The law replaces outdated legislation from 1990s
The long-awaited law on joint stock companies, which aims to strengthen minority shareholder rights and bring Ukrainian legislation on corporate governance closer to international and transparent standards, came into force on April 29. Companies have two years to comply and change their statutes, other documents and structure.
Due to changes introduced in the law, companies will also need to change their official names in documents. Official company names such as Open Joint Stock Company (OJSC), or Closed Joint Stock Company (CJSC), will be changed into Public Joint Stock Company (PJSC), or Private Joint Stock Company (PrJSC).
In this interview, the Kyiv Post turned to one of the authors of the law, Olena Shcherbyna, counsel at Sayenko Kharenko law firm, and asked how it will affect businesses in Ukraine. Shcherbyna has served as a member of a working group on the law within the Securities and Stock Market State Commission.
KP: Why is this new law on joint stock companies important? Does it bring Ukrainian legislation closer to international norms?
SS: Undoubtedly it does, and it has been long-awaited. Change was desperately needed to the original law “On economic companies” adopted in the early 1990s. The new law better establishes the principles of corporate governance, economic partnership organizations and brings Ukraine closer to the European Union standards. This law incorporated mechanisms international investors are familiar with, including better protection of minority shareholder rights. For example, if minority shareholder does not agree with the decision of general shareholder meeting he or she can apply to the company for obligatory stocks’ redemption on their market price. This rule will work both in private and public companies. Before the law, the minority shareholder didn’t have the right of obligatory stock redemption, except in the case of the company’s reorganization. Another innovation of the law is cumulative voting during election of a supervisory board, which will help shareholders manage their business better. Previously, international investors used to make such agreements through contacts, but they were not recognized or defendable in Ukrainian courts. The law also introduces the term “market price” for shares, something that has not existed until now. Shares were commonly sold at nominal prices or less. Now the market price is obligatory.
KP: What other improvements does the new law bring?

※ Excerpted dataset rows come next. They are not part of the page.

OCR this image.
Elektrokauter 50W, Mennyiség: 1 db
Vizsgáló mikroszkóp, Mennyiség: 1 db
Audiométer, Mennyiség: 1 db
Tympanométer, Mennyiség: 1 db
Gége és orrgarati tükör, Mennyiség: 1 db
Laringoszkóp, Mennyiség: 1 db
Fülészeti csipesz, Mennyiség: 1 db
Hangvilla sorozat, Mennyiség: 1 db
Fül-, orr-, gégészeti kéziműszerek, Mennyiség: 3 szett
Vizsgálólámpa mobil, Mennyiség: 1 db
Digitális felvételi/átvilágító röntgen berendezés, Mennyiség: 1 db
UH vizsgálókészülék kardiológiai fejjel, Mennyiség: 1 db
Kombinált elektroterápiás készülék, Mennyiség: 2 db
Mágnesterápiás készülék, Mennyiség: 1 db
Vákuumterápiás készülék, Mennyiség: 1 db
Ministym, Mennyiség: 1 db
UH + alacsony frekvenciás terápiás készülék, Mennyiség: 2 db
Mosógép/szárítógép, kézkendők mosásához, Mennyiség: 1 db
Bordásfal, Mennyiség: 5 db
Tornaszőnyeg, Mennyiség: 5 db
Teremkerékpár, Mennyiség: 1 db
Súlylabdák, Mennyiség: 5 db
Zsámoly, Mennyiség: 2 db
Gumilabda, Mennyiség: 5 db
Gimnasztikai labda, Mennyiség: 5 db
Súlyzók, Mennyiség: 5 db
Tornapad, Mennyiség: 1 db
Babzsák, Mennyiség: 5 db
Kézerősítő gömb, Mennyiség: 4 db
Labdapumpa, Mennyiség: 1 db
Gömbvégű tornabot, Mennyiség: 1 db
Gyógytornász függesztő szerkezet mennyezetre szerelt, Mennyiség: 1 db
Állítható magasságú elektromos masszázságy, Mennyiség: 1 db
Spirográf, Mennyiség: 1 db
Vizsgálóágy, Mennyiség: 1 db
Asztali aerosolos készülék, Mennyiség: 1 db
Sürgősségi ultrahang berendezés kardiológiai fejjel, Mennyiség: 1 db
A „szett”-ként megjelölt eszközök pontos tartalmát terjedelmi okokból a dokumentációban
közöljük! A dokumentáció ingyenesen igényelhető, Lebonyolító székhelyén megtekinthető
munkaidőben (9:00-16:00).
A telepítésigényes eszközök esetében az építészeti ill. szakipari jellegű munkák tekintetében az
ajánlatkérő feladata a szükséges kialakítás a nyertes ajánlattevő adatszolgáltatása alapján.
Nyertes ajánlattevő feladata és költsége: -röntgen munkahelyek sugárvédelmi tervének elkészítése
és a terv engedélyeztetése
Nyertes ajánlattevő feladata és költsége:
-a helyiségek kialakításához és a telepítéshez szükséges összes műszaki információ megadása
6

SS: It is 99 percent new and innovative compared to the previous legislation. Before, there was virtually no regulation of a joint stock company’s activity. All we had were 25 articles of the law of Ukraine “On economic companies” dated back to 1991, and 10 articles of the Civic Code. The law introduces a new classification of companies, switching into the more internationally-accepted terminology of public and private companies, instead of open and closed. Previously, open and closed joint stock companies could contain from one to hundreds thousands of shareholders. Accordingly to the new law, only public companies may include large numbers of shareholders. A private company can not have more than 100 participants. This means that those closed joint stock companies which, at the present day, have more than 100 shareholders will no longer be classified or regulated as private companies. They must open and become public, or restructure their shareholding structure. This is the most important part of this law.

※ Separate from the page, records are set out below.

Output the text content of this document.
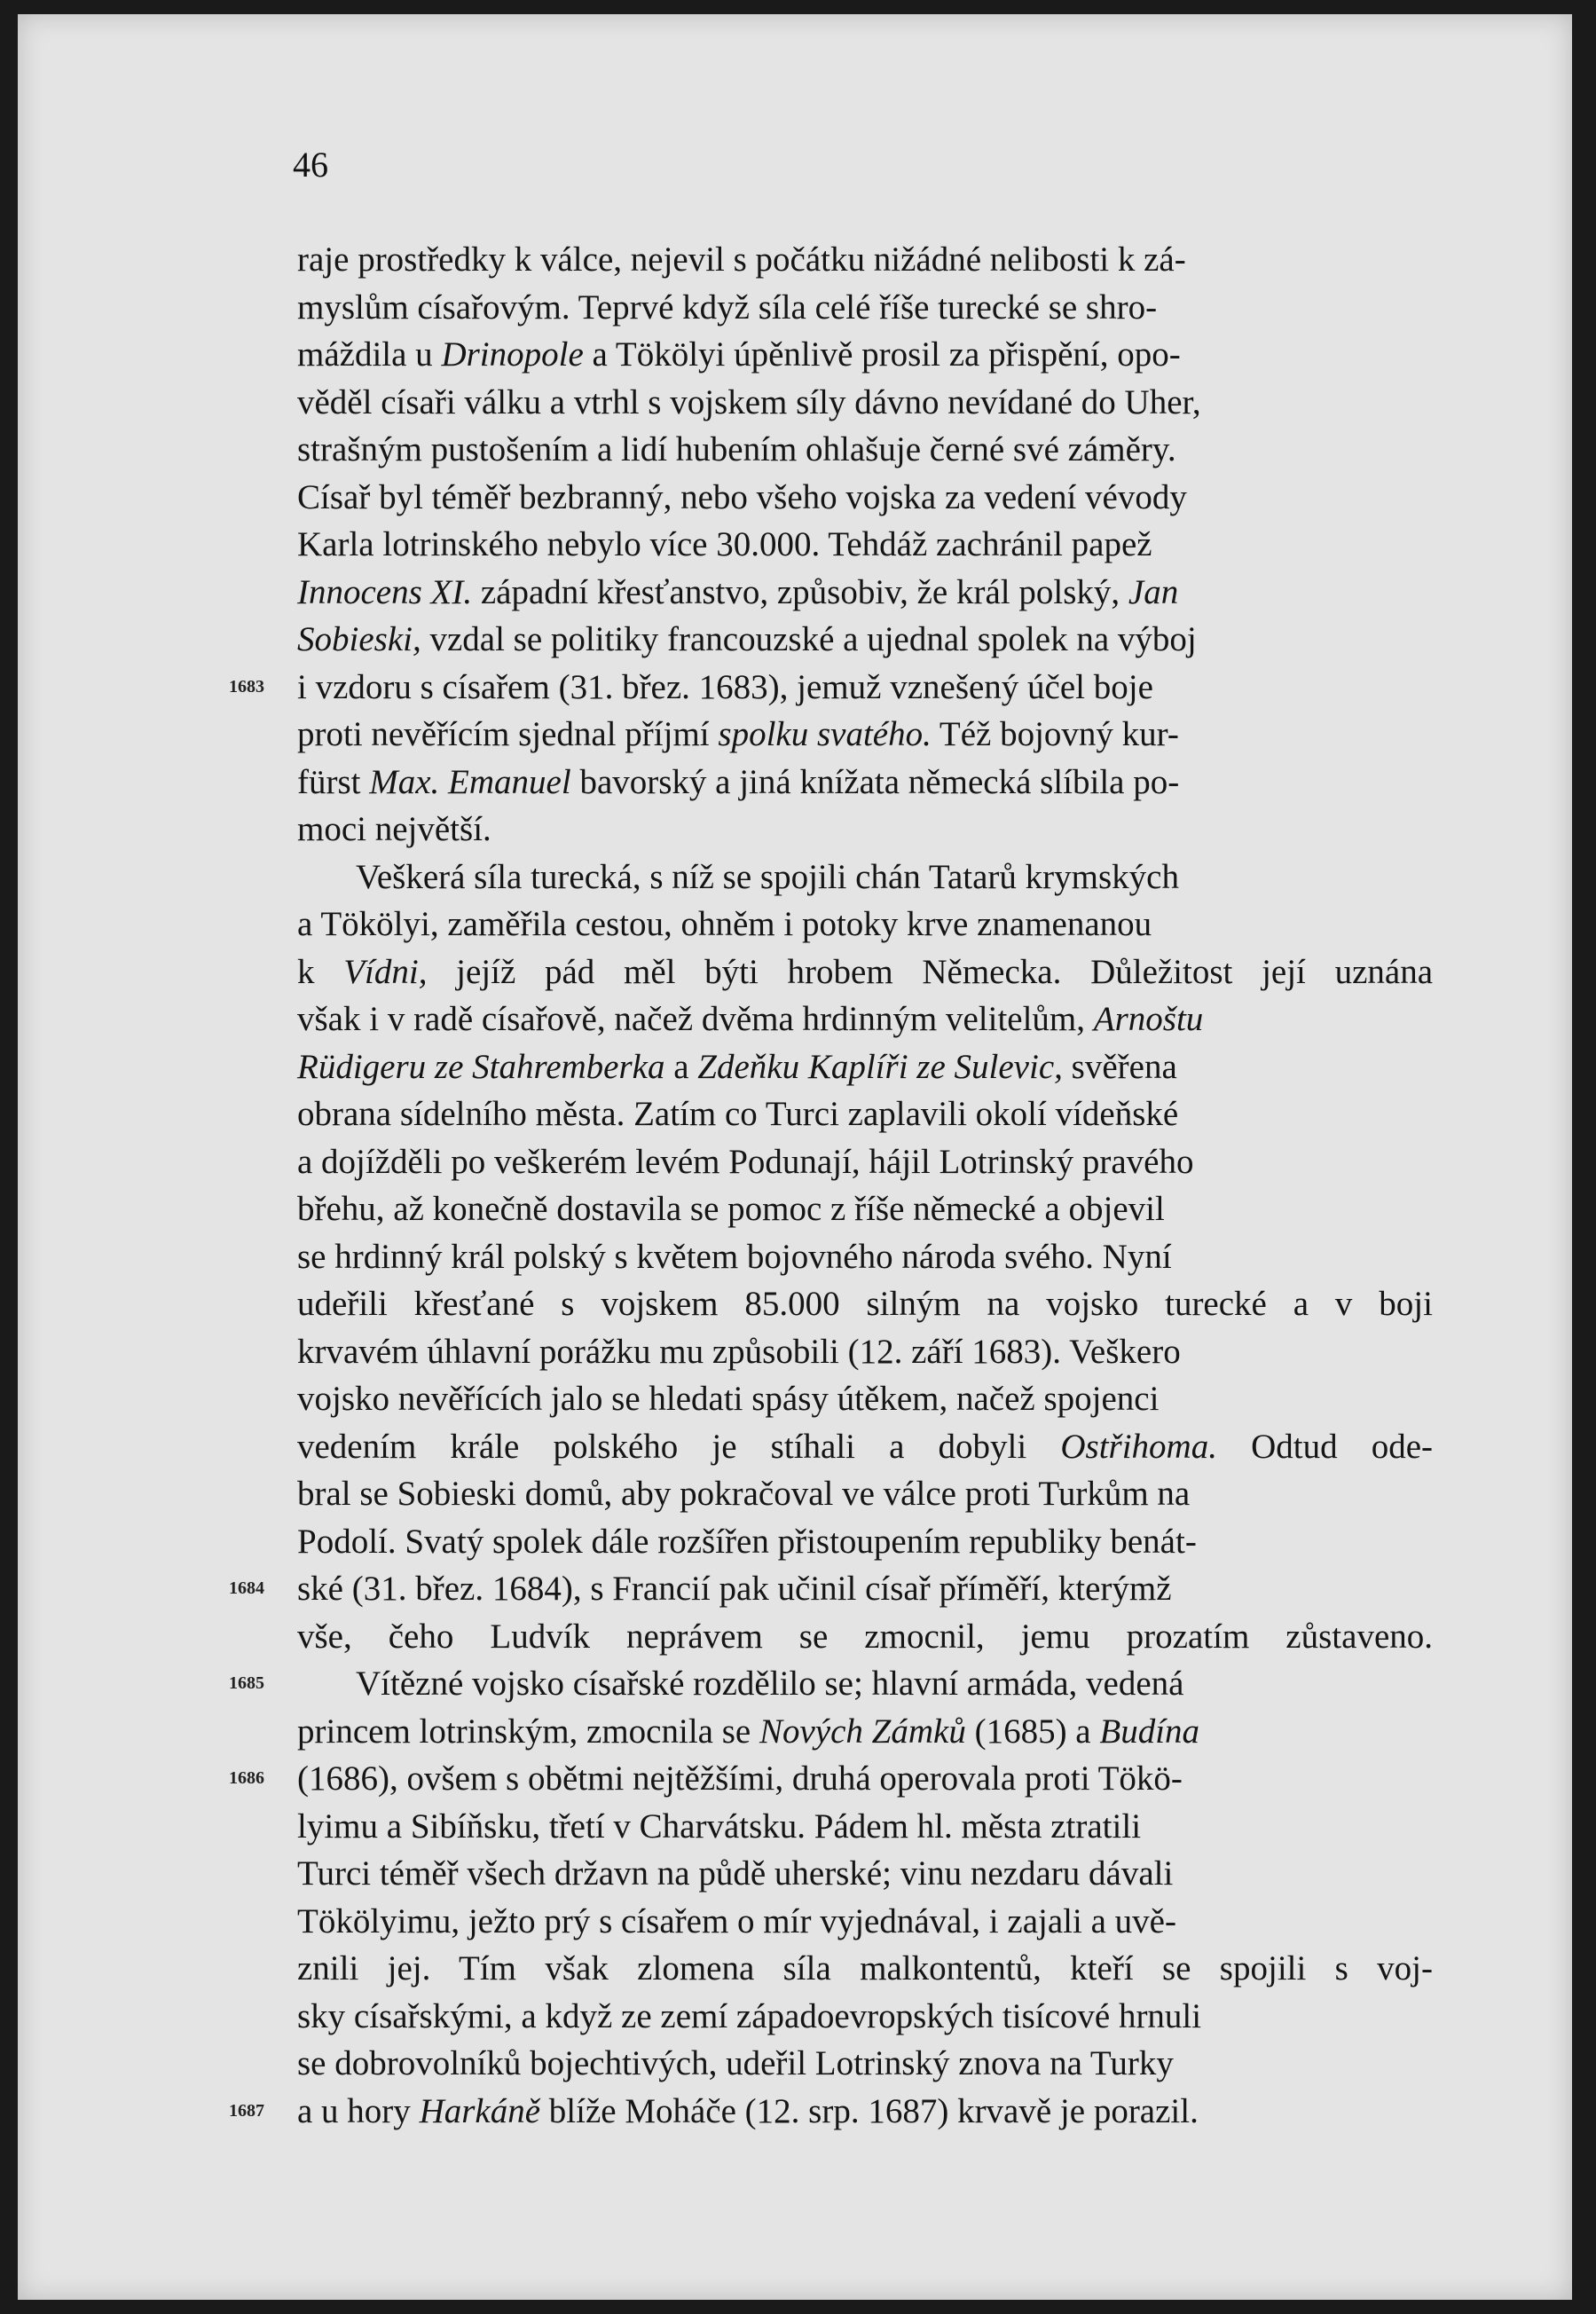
46
raje prostředky k válce, nejevil s počátku nižádné nelibosti k zá-
myslům císařovým. Teprvé když síla celé říše turecké se shro-
máždila u Drinopole a Tökölyi úpěnlivě prosil za přispění, opo-
věděl císaři válku a vtrhl s vojskem síly dávno nevídané do Uher,
strašným pustošením a lidí hubením ohlašuje černé své záměry.
Císař byl téměř bezbranný, nebo všeho vojska za vedení vévody
Karla lotrinského nebylo více 30.000. Tehdáž zachránil papež
Innocens XI. západní křesťanstvo, způsobiv, že král polský, Jan
Sobieski, vzdal se politiky francouzské a ujednal spolek na výboj
1683 i vzdoru s císařem (31. břez. 1683), jemuž vznešený účel boje
proti nevěřícím sjednal příjmí spolku svatého. Též bojovný kur-
fürst Max. Emanuel bavorský a jiná knížata německá slíbila po-
moci největší.
Veškerá síla turecká, s níž se spojili chán Tatarů krymských
a Tökölyi, zaměřila cestou, ohněm i potoky krve znamenanou
k Vídni, jejíž pád měl býti hrobem Německa. Důležitost její uznána
však i v radě císařově, načež dvěma hrdinným velitelům, Arnoštu
Rüdigeru ze Stahremberka a Zdeňku Kaplíři ze Sulevic, svěřena
obrana sídelního města. Zatím co Turci zaplavili okolí vídeňské
a dojížděli po veškerém levém Podunají, hájil Lotrinský pravého
břehu, až konečně dostavila se pomoc z říše německé a objevil
se hrdinný král polský s květem bojovného národa svého. Nyní
udeřili křesťané s vojskem 85.000 silným na vojsko turecké a v boji
krvavém úhlavní porážku mu způsobili (12. září 1683). Veškero
vojsko nevěřících jalo se hledati spásy útěkem, načež spojenci
vedením krále polského je stíhali a dobyli Ostřihoma. Odtud ode-
bral se Sobieski domů, aby pokračoval ve válce proti Turkům na
Podolí. Svatý spolek dále rozšířen přistoupením republiky benát-
1684 ské (31. břez. 1684), s Francií pak učinil císař příměří, kterýmž
vše, čeho Ludvík neprávem se zmocnil, jemu prozatím zůstaveno.
1685	Vítězné vojsko císařské rozdělilo se; hlavní armáda, vedená
princem lotrinským, zmocnila se Nových Zámků (1685) a Budína
1686 (1686), ovšem s obětmi nejtěžšími, druhá operovala proti Tökö-
lyimu a Sibíňsku, třetí v Charvátsku. Pádem hl. města ztratili
Turci téměř všech državn na půdě uherské; vinu nezdaru dávali
Tökölyimu, ježto prý s císařem o mír vyjednával, i zajali a uvě-
znili jej. Tím však zlomena síla malkontentů, kteří se spojili s voj-
sky císařskými, a když ze zemí západoevropských tisícové hrnuli
se dobrovolníků bojechtivých, udeřil Lotrinský znova na Turky
1687 a u hory Harkáně blíže Moháče (12. srp. 1687) krvavě je porazil.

KP: Why is this the most important part of this law? What will it change and for what reason?
SS: It is one of the most important parts along with new classification because now more companies in Ukraine will start working transparently and openly. Closed companies which have more than 100 shareholders will become public and accordingly will be faced with more strict requirements in audit and information disclose which will made company’s operations more transparent. Such companies will become more open because their shares will be selling now not among shareholders but on the stock exchange where they can be bought by everybody including foreign investors.
KP: Are all closed joint stock companies satisfied with these changes?

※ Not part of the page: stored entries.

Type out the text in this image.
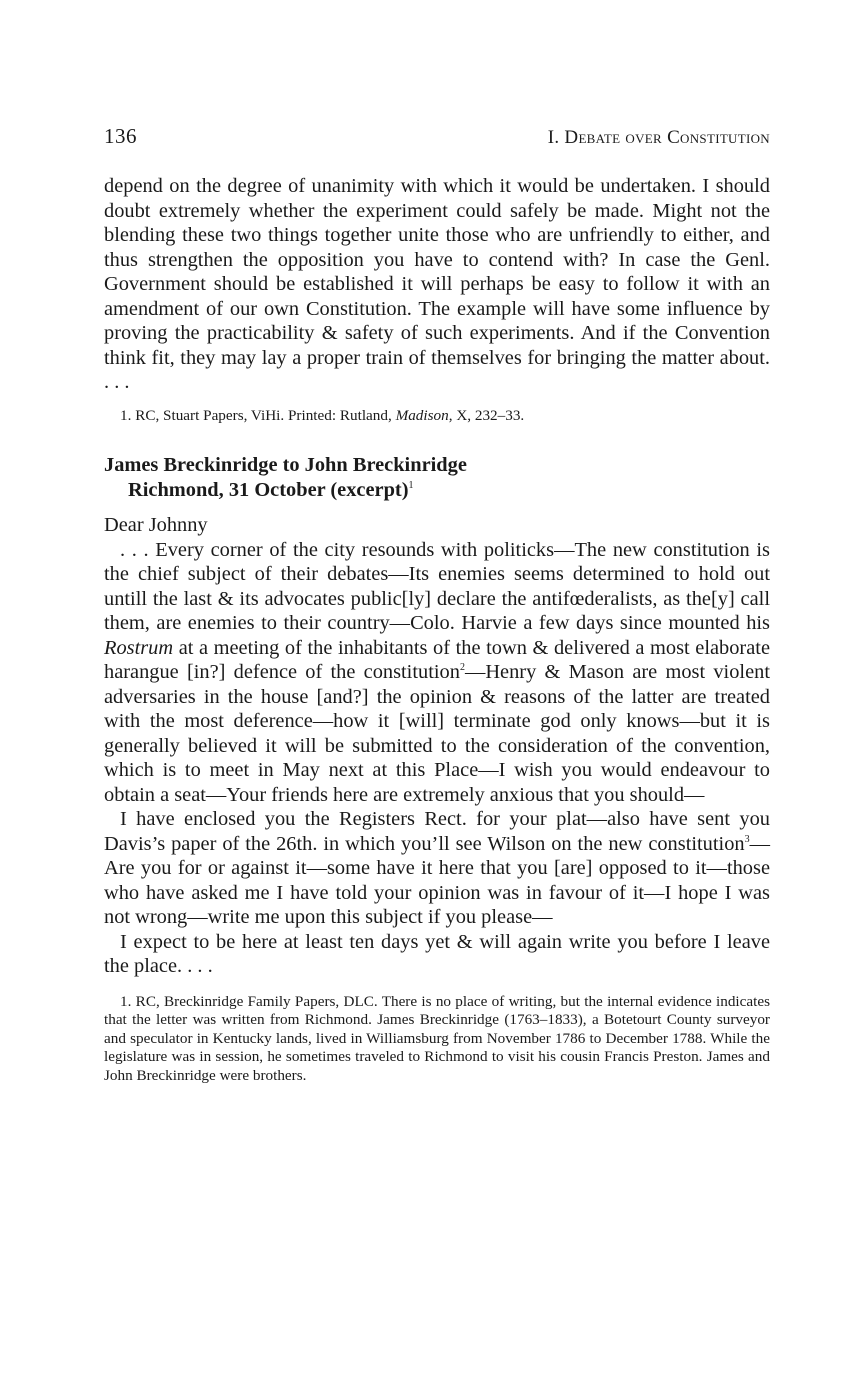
136	I. Debate over Constitution

depend on the degree of unanimity with which it would be undertaken. I should doubt extremely whether the experiment could safely be made. Might not the blending these two things together unite those who are unfriendly to either, and thus strengthen the opposition you have to contend with? In case the Genl. Government should be established it will perhaps be easy to follow it with an amendment of our own Constitution. The example will have some influence by proving the practicability & safety of such experiments. And if the Convention think fit, they may lay a proper train of themselves for bringing the matter about. . . .

1. RC, Stuart Papers, ViHi. Printed: Rutland, Madison, X, 232–33.

James Breckinridge to John Breckinridge
Richmond, 31 October (excerpt)$^1$

Dear Johnny

. . . Every corner of the city resounds with politicks—The new constitution is the chief subject of their debates—Its enemies seems determined to hold out untill the last & its advocates public[ly] declare the antifœderalists, as the[y] call them, are enemies to their country—Colo. Harvie a few days since mounted his Rostrum at a meeting of the inhabitants of the town & delivered a most elaborate harangue [in?] defence of the constitution$^2$—Henry & Mason are most violent adversaries in the house [and?] the opinion & reasons of the latter are treated with the most deference—how it [will] terminate god only knows—but it is generally believed it will be submitted to the consideration of the convention, which is to meet in May next at this Place—I wish you would endeavour to obtain a seat—Your friends here are extremely anxious that you should—

I have enclosed you the Registers Rect. for your plat—also have sent you Davis’s paper of the 26th. in which you’ll see Wilson on the new constitution$^3$—Are you for or against it—some have it here that you [are] opposed to it—those who have asked me I have told your opinion was in favour of it—I hope I was not wrong—write me upon this subject if you please—

I expect to be here at least ten days yet & will again write you before I leave the place. . . .

1. RC, Breckinridge Family Papers, DLC. There is no place of writing, but the internal evidence indicates that the letter was written from Richmond. James Breckinridge (1763–1833), a Botetourt County surveyor and speculator in Kentucky lands, lived in Williamsburg from November 1786 to December 1788. While the legislature was in session, he sometimes traveled to Richmond to visit his cousin Francis Preston. James and John Breckinridge were brothers.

SS: No. Not all are eager to switch to the new regulation. And not only because their shares will be sell publicly on the stock exchange. New law also brings more rights to minority shareholders. It will affect many managers in Ukraine who often play a bigger role in shaping and benefiting from companies than the shareholders do. Closed joint stock companies were not ready for this law. Primarily it was supposed to be applied only to open companies but at the last moment it was decided to expand it to include all stock companies. Now, a lot of them are seeking for ways to adjust. Some may reorganize into limited liability companies. There is a lot of focus nowadays, more so with the economic crisis, to restructure businesses. This law will be taken into consideration during this process. Law firms and consultants are eager to help companies adjust. There are benefits, for the market and their companies specifically, that they may not see immediately.
KP: What is the deadline for companies to abide by the new law and how will the process work?
SS: All existing joint stock companies – both open and closed – are obliged no later than by end of April 2011 to adopt a new edition of their statute and inner documents, to bring them into accordance with the new law. Currently, both electronic and paper stock systems are used, but it is planned that electronic systems will fully replace the paper stock notes by October 2010. Company documents, stamps, licenses and permissions will have to be upgraded.
Many companies think that the changes will come at a high cost. However, in practice it’s not as bad and complicated of a system as many expect. Some companies can do it in-house. Others will have to pay several thousand dollars to lawyers to handle the work.